Denis Boyer : La première fois que j’ai entendu ta voix, j’ai été frappé par sa ressemblance avec l’eau. Je m’explique, elle semble ce mixte de minéral et d’organique, elle garde une allure guidée par sa texture mais joue sans cesse avec la gravité, et ses dessins profitent de chaque relief de fond pour changer en surface. Acceptes-tu cette comparaison ? Et ressens-tu un rapport « liquide » avec la plastique du texte lorsque tu le lis ?

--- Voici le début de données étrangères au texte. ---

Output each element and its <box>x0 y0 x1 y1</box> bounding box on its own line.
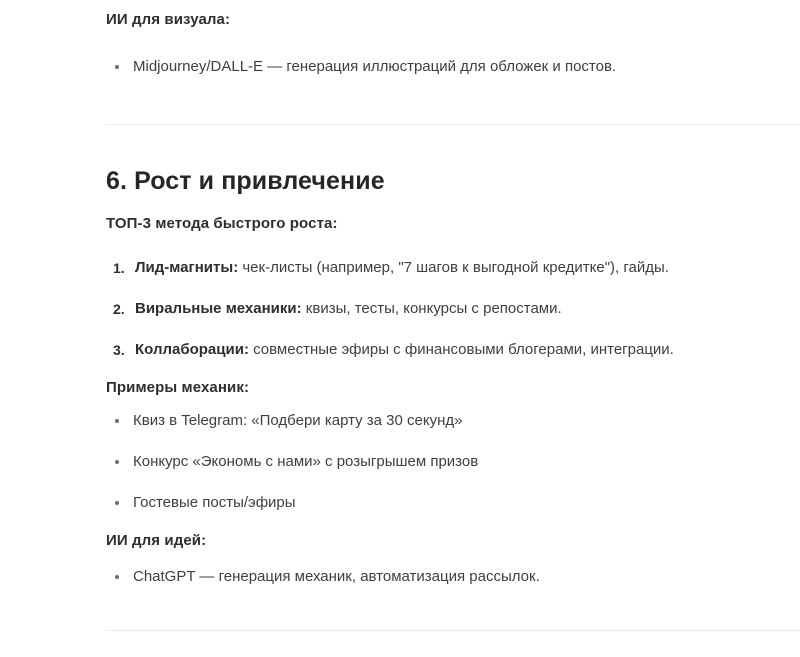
list-item <box>106 567 540 587</box>
table-row <box>106 299 674 319</box>
ai-ideas-list <box>106 567 540 587</box>
section-divider-top <box>106 124 800 125</box>
section-divider-bottom <box>106 630 800 631</box>
list-item-text: совместные эфиры с финансовыми блогерами, интеграции. <box>248 341 674 358</box>
list-item <box>106 57 616 77</box>
table-row <box>106 258 674 278</box>
table-row <box>106 340 674 360</box>
list-item <box>106 452 478 472</box>
list-item <box>106 493 478 513</box>
list-item-text: Конкурс «Экономь с нами» с розыгрышем призов <box>133 453 479 470</box>
list-item-text: квизы, тесты, конкурсы с репостами. <box>301 300 562 317</box>
ai-ideas-lead: ИИ для идей: <box>106 532 207 549</box>
page-title: 6. Рост и привлечение <box>106 167 385 195</box>
ai-visual-list <box>106 57 616 77</box>
list-item-text: чек-листы (например, "7 шагов к выгодной кредитке"), гайды. <box>238 259 669 276</box>
examples-lead: Примеры механик: <box>106 379 250 396</box>
list-item-strong: Лид-магниты: <box>135 259 239 276</box>
list-item-text: Midjourney/DALL-E — генерация иллюстраций для обложек и постов. <box>133 58 617 75</box>
list-item-text: Квиз в Telegram: «Подбери карту за 30 секунд» <box>133 412 463 429</box>
list-item-text: Гостевые посты/эфиры <box>133 494 296 511</box>
list-item-strong: Коллаборации: <box>135 341 249 358</box>
list-item <box>106 411 478 431</box>
list-item-strong: Виральные механики: <box>135 300 302 317</box>
top3-ordered-list <box>106 258 674 360</box>
ai-visual-lead: ИИ для визуала: <box>106 11 231 28</box>
examples-list <box>106 411 478 513</box>
list-item-text: ChatGPT — генерация механик, автоматизация рассылок. <box>133 568 540 585</box>
top3-lead: ТОП-3 метода быстрого роста: <box>106 215 338 232</box>
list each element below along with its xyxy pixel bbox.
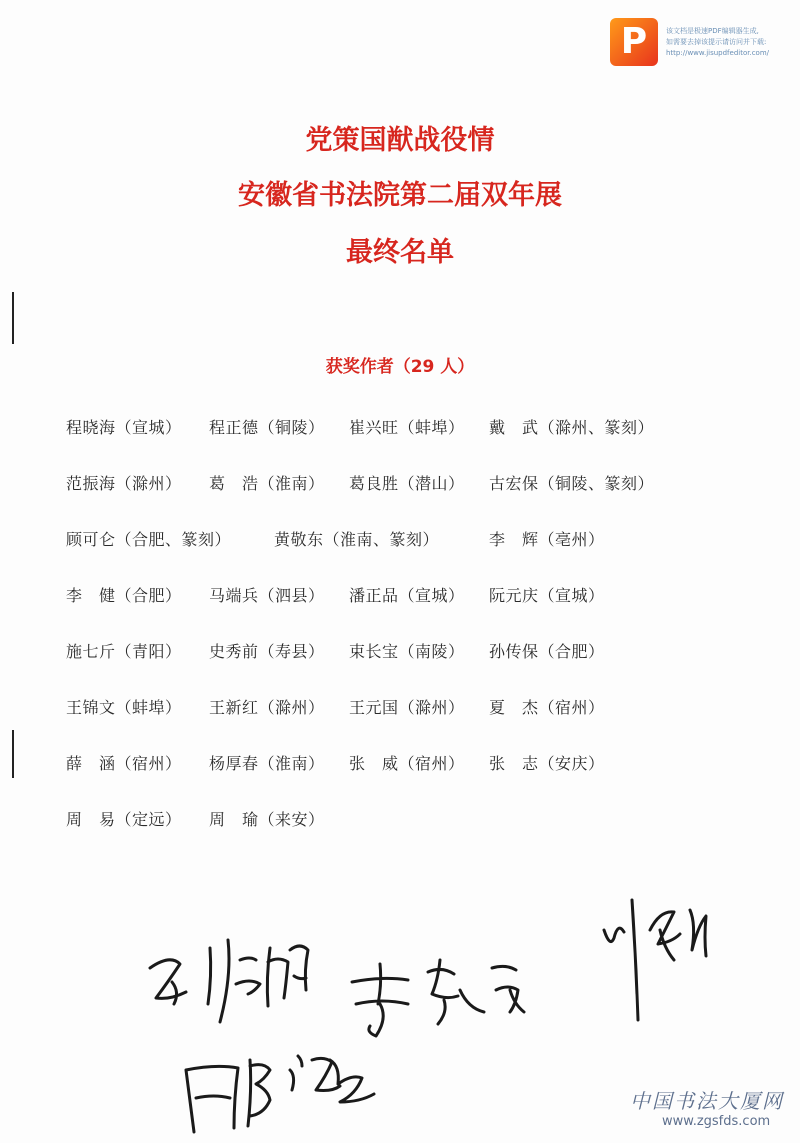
winner-entry: 范振海（滁州） xyxy=(66,474,182,493)
winner-entry: 施七斤（青阳） xyxy=(66,642,182,661)
winner-entry: 葛良胜（潜山） xyxy=(349,474,465,493)
winner-entry: 王锦文（蚌埠） xyxy=(66,698,182,717)
winner-entry: 孙传保（合肥） xyxy=(489,642,605,661)
signature-3 xyxy=(604,900,706,1020)
signature-4 xyxy=(186,1056,374,1132)
winner-entry: 崔兴旺（蚌埠） xyxy=(349,418,465,437)
section-heading: 获奖作者（29 人） xyxy=(325,357,475,377)
winner-entry: 黄敬东（淮南、篆刻） xyxy=(274,530,440,549)
winner-entry: 潘正品（宣城） xyxy=(349,586,465,605)
winner-entry: 阮元庆（宣城） xyxy=(489,586,605,605)
site-name: 中国书法大厦网 xyxy=(630,1089,784,1113)
winner-entry: 夏 杰（宿州） xyxy=(489,698,605,717)
site-footer-logo xyxy=(630,1085,795,1129)
winner-entry: 古宏保（铜陵、篆刻） xyxy=(489,474,655,493)
watermark-line-1: 该文档是极速PDF编辑器生成, xyxy=(666,27,759,35)
winner-entry: 戴 武（滁州、篆刻） xyxy=(489,418,655,437)
winner-entry: 史秀前（寿县） xyxy=(209,642,325,661)
winner-entry: 张 威（宿州） xyxy=(349,754,465,773)
winner-entry: 周 瑜（来安） xyxy=(209,810,325,829)
watermark-url: http://www.jisupdfeditor.com/ xyxy=(666,49,770,57)
winner-entry: 王元国（滁州） xyxy=(349,698,465,717)
pdf-logo-icon: P xyxy=(610,18,658,66)
winner-entry: 张 志（安庆） xyxy=(489,754,605,773)
signature-2 xyxy=(352,960,524,1036)
signature-1 xyxy=(150,940,308,1022)
winner-entry: 程正德（铜陵） xyxy=(209,418,325,437)
page-title-line-1: 党策国猷战役情 xyxy=(305,125,495,156)
page-title-line-3: 最终名单 xyxy=(346,237,454,268)
winner-entry: 葛 浩（淮南） xyxy=(209,474,325,493)
winner-entry: 顾可仑（合肥、篆刻） xyxy=(66,530,232,549)
watermark-line-2: 如需要去掉该提示请访问并下载: xyxy=(666,38,767,46)
winner-entry: 李 健（合肥） xyxy=(66,586,182,605)
winner-entry: 李 辉（亳州） xyxy=(489,530,605,549)
winner-entry: 马端兵（泗县） xyxy=(209,586,325,605)
winner-entry: 王新红（滁州） xyxy=(209,698,325,717)
winner-entry: 薛 涵（宿州） xyxy=(66,754,182,773)
winner-entry: 程晓海（宣城） xyxy=(66,418,182,437)
site-url: www.zgsfds.com xyxy=(662,1114,771,1129)
winner-entry: 束长宝（南陵） xyxy=(349,642,465,661)
winner-entry: 周 易（定远） xyxy=(66,810,182,829)
winner-entry: 杨厚春（淮南） xyxy=(209,754,325,773)
page-title-line-2: 安徽省书法院第二届双年展 xyxy=(238,180,562,211)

Frédérique Bruyas : La lecture à voix haute m’a révélé très concrètement le bien-fondé de cette conception ancienne et désormais poétique du corps de l’homme : un microcosme reflétant le grand macrocosme. Les quatre éléments qui rendent la vie possible sur notre planète s’allient subtilement dans la voix humaine qui prononce les mots du livre.

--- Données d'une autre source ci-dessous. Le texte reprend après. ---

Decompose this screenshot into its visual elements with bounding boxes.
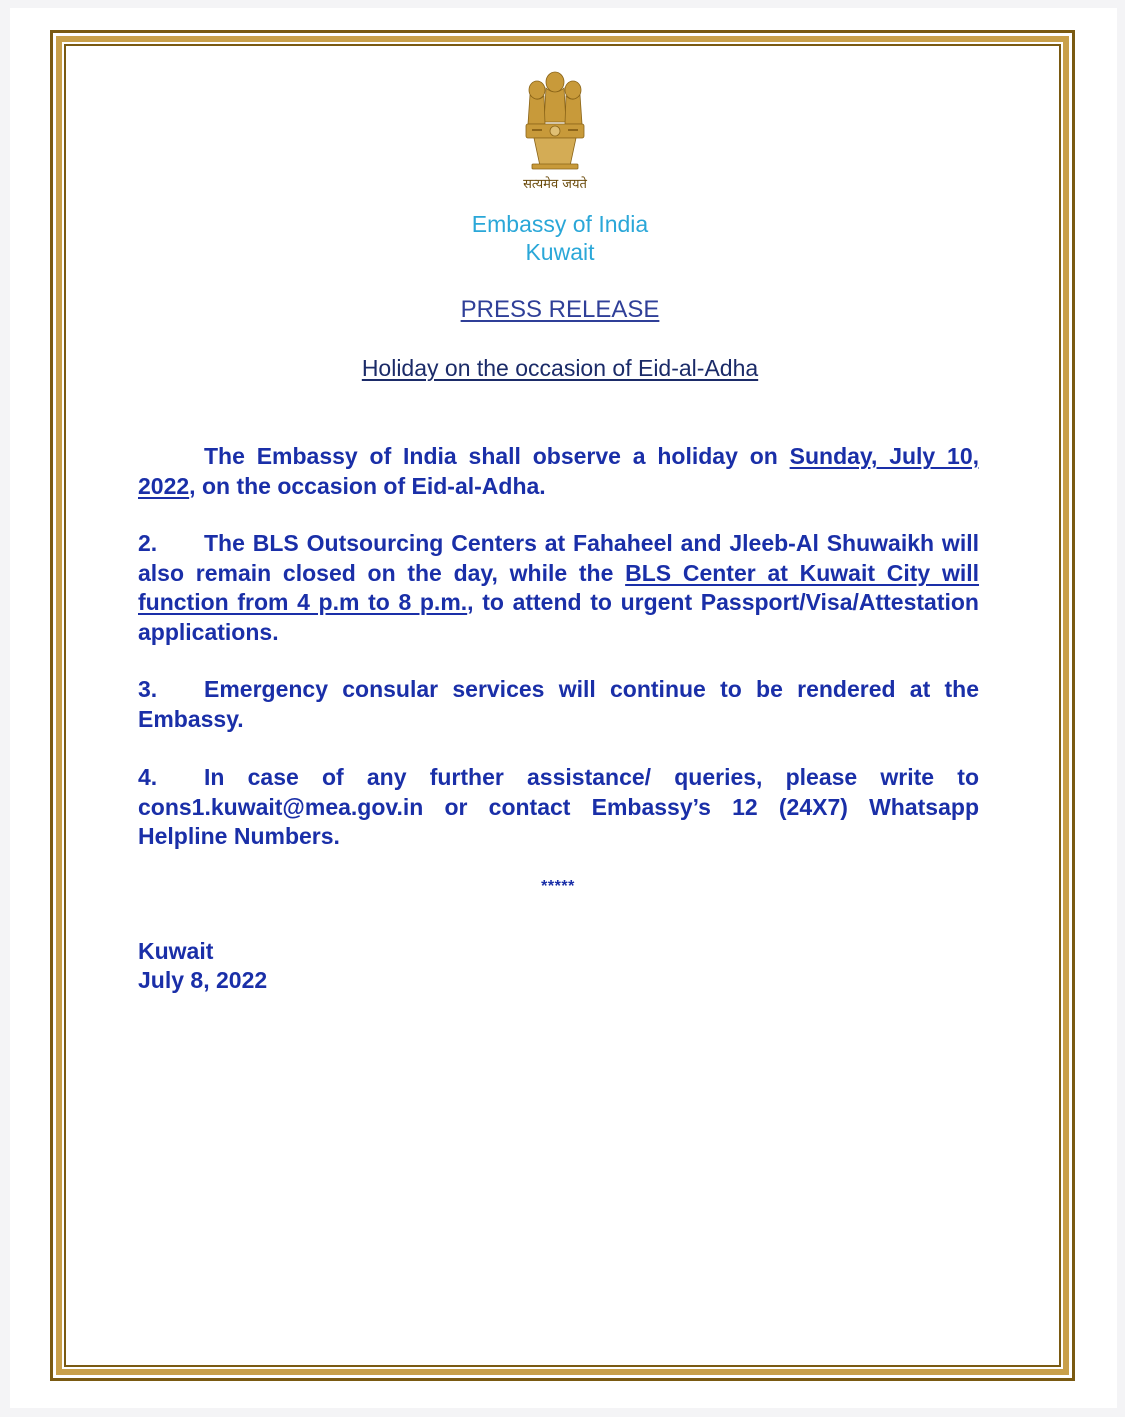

L’air garde son invisibilité mais donne à voir et porte par le souffle le texte comme l’oiseau se laisse guider par les vents. J’aime à dire que nous créons des courants d’air quand nous parlons la langue de l’auteur.

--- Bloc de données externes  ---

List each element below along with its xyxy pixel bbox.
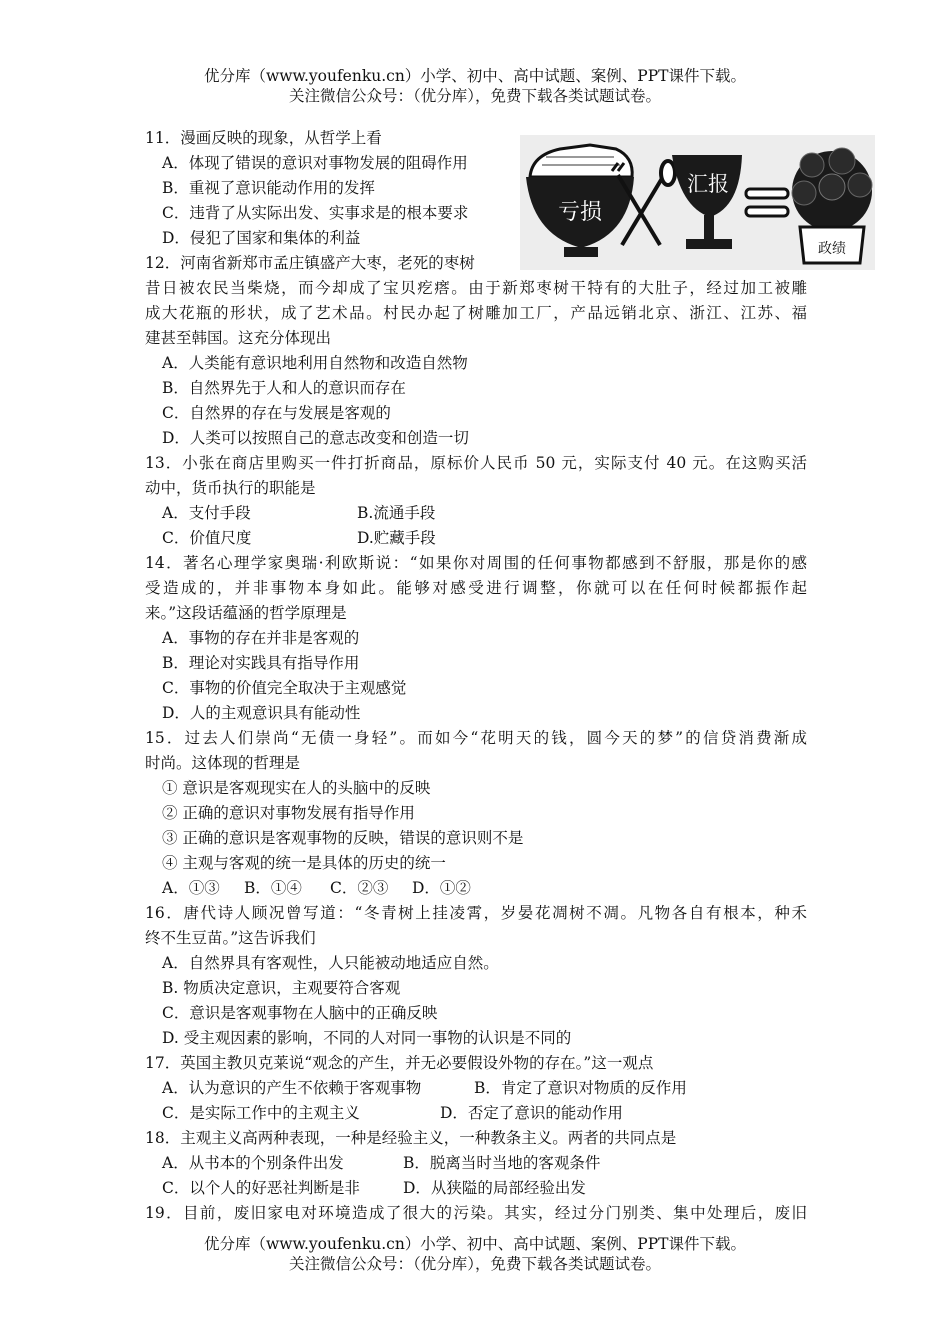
footer-line-1: 优分库（www.youfenku.cn）小学、初中、高中试题、案例、PPT课件下载。 xyxy=(203,1235,747,1253)
q13-option-d: D.贮藏手段 xyxy=(357,529,436,547)
q11-option-c: C．违背了从实际出发、实事求是的根本要求 xyxy=(162,204,469,222)
q17-option-c: C．是实际工作中的主观主义 xyxy=(162,1104,360,1122)
q15-option-d: D．①② xyxy=(412,879,471,897)
header-line-1: 优分库（www.youfenku.cn）小学、初中、高中试题、案例、PPT课件下载。 xyxy=(203,67,747,85)
q11-stem: 11．漫画反映的现象，从哲学上看 xyxy=(145,129,382,147)
q13-stem-1: 13．小张在商店里购买一件打折商品，原标价人民币 50 元，实际支付 40 元。在这购买活 xyxy=(145,454,807,472)
q14-stem-1: 14．著名心理学家奥瑞·利欧斯说：“如果你对周围的任何事物都感到不舒服，那是你的感 xyxy=(145,554,807,572)
q18-option-b: B．脱离当时当地的客观条件 xyxy=(403,1154,601,1172)
q18-option-d: D．从狭隘的局部经验出发 xyxy=(403,1179,586,1197)
header-line-2: 关注微信公众号：（优分库），免费下载各类试题试卷。 xyxy=(288,87,661,105)
q12-option-c: C．自然界的存在与发展是客观的 xyxy=(162,404,391,422)
q15-stem-2: 时尚。这体现的哲理是 xyxy=(145,754,301,772)
q14-option-b: B．理论对实践具有指导作用 xyxy=(162,654,360,672)
flower-label: 政绩 xyxy=(818,241,846,257)
q13-option-b: B.流通手段 xyxy=(357,504,436,522)
q16-option-c: C．意识是客观事物在人脑中的正确反映 xyxy=(162,1004,438,1022)
q19-stem-1: 19．目前，废旧家电对环境造成了很大的污染。其实，经过分门别类、集中处理后，废旧 xyxy=(145,1204,807,1222)
q15-option-a: A．①③ xyxy=(162,879,220,897)
q18-option-a: A．从书本的个别条件出发 xyxy=(162,1154,344,1172)
q17-option-a: A．认为意识的产生不依赖于客观事物 xyxy=(162,1079,422,1097)
q18-stem: 18．主观主义高两种表现，一种是经验主义，一种教条主义。两者的共同点是 xyxy=(145,1129,677,1147)
q12-stem-3: 成大花瓶的形状，成了艺术品。村民办起了树雕加工厂，产品远销北京、浙江、江苏、福 xyxy=(145,304,807,322)
q17-option-d: D．否定了意识的能动作用 xyxy=(440,1104,623,1122)
q13-option-c: C．价值尺度 xyxy=(162,529,252,547)
q16-stem-1: 16．唐代诗人顾况曾写道：“冬青树上挂凌霄，岁晏花凋树不凋。凡物各自有根本，种禾 xyxy=(145,904,807,922)
q15-stem-1: 15．过去人们崇尚“无债一身轻”。而如今“花明天的钱，圆今天的梦”的信贷消费渐成 xyxy=(145,729,807,747)
q16-stem-2: 终不生豆苗。”这告诉我们 xyxy=(145,929,316,947)
q13-stem-2: 动中，货币执行的职能是 xyxy=(145,479,316,497)
footer-line-2: 关注微信公众号：（优分库），免费下载各类试题试卷。 xyxy=(288,1255,661,1273)
q15-statement-4: ④ 主观与客观的统一是具体的历史的统一 xyxy=(162,854,446,872)
q15-statement-1: ① 意识是客观现实在人的头脑中的反映 xyxy=(162,779,431,797)
q15-statement-2: ② 正确的意识对事物发展有指导作用 xyxy=(162,804,415,822)
q12-option-d: D．人类可以按照自己的意志改变和创造一切 xyxy=(162,429,469,447)
q12-stem-1: 12．河南省新郑市孟庄镇盛产大枣，老死的枣树 xyxy=(145,254,475,272)
q11-option-d: D．侵犯了国家和集体的利益 xyxy=(162,229,361,247)
q12-option-a: A．人类能有意识地利用自然物和改造自然物 xyxy=(162,354,468,372)
q12-option-b: B．自然界先于人和人的意识而存在 xyxy=(162,379,406,397)
q12-stem-2: 昔日被农民当柴烧，而今却成了宝贝疙瘩。由于新郑枣树干特有的大肚子，经过加工被雕 xyxy=(145,279,807,297)
q16-option-d: D. 受主观因素的影响，不同的人对同一事物的认识是不同的 xyxy=(162,1029,572,1047)
q15-statement-3: ③ 正确的意识是客观事物的反映，错误的意识则不是 xyxy=(162,829,524,847)
q14-stem-2: 受造成的，并非事物本身如此。能够对感受进行调整，你就可以在任何时候都振作起 xyxy=(145,579,807,597)
bowl-label: 亏损 xyxy=(557,200,603,225)
cartoon-illustration xyxy=(520,135,875,270)
q18-option-c: C．以个人的好恶社判断是非 xyxy=(162,1179,360,1197)
q16-option-a: A．自然界具有客观性，人只能被动地适应自然。 xyxy=(162,954,499,972)
q15-option-c: C．②③ xyxy=(330,879,389,897)
q12-stem-4: 建甚至韩国。这充分体现出 xyxy=(145,329,332,347)
cup-label: 汇报 xyxy=(687,172,729,196)
q17-option-b: B．肯定了意识对物质的反作用 xyxy=(474,1079,687,1097)
q14-option-d: D．人的主观意识具有能动性 xyxy=(162,704,361,722)
q11-option-b: B．重视了意识能动作用的发挥 xyxy=(162,179,375,197)
q11-option-a: A．体现了错误的意识对事物发展的阻碍作用 xyxy=(162,154,468,172)
q17-stem: 17．英国主教贝克莱说“观念的产生，并无必要假设外物的存在。”这一观点 xyxy=(145,1054,654,1072)
q13-option-a: A．支付手段 xyxy=(162,504,251,522)
q15-option-b: B．①④ xyxy=(244,879,302,897)
q14-option-c: C．事物的价值完全取决于主观感觉 xyxy=(162,679,407,697)
q14-stem-3: 来。”这段话蕴涵的哲学原理是 xyxy=(145,604,347,622)
q16-option-b: B. 物质决定意识，主观要符合客观 xyxy=(162,979,401,997)
q14-option-a: A．事物的存在并非是客观的 xyxy=(162,629,360,647)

L’eau comme l’air est à ce point vitale que sans elle pas de son. De la salive comme de l’huile pour les rouages d’une machine. Chaque lettre se lie ainsi à la suivante et donne à la langue sa surprenante capacité à prendre les formes. Comme l’eau, elle épouse toutes les formes et devient elle-même une machine de paroles capable de rendre compte du monde qui lui reste pourtant étranger. Courant qui permet la circulation d’un monde à l’autre avec fluidité.
La terre qui seule ancre le monde, l’enracine. Les consonnes sont bien plutôt du côté de la terre. Elles donnent au mot la force de se dresser, de se tenir debout. Mais le sol n’a pas toujours les mêmes qualités. Il peut être meuble, aride, rocailleux et confère à la langue son caractère. La gravité est bien à la racine. Celle qui cherche à se frayer un chemin à travers les multiples strates du sol qui toutes ensemble fondent l’engagement. Il y a bien un entêtement à dire le monde.
Le feu enfin comme l’énergie ultime. Bien précieux qu’il me faut réalimenter sans cesse. Mais ce feu intérieur se nourrit précisément de certaines écritures dont l’intensité me porte à l’incandescence.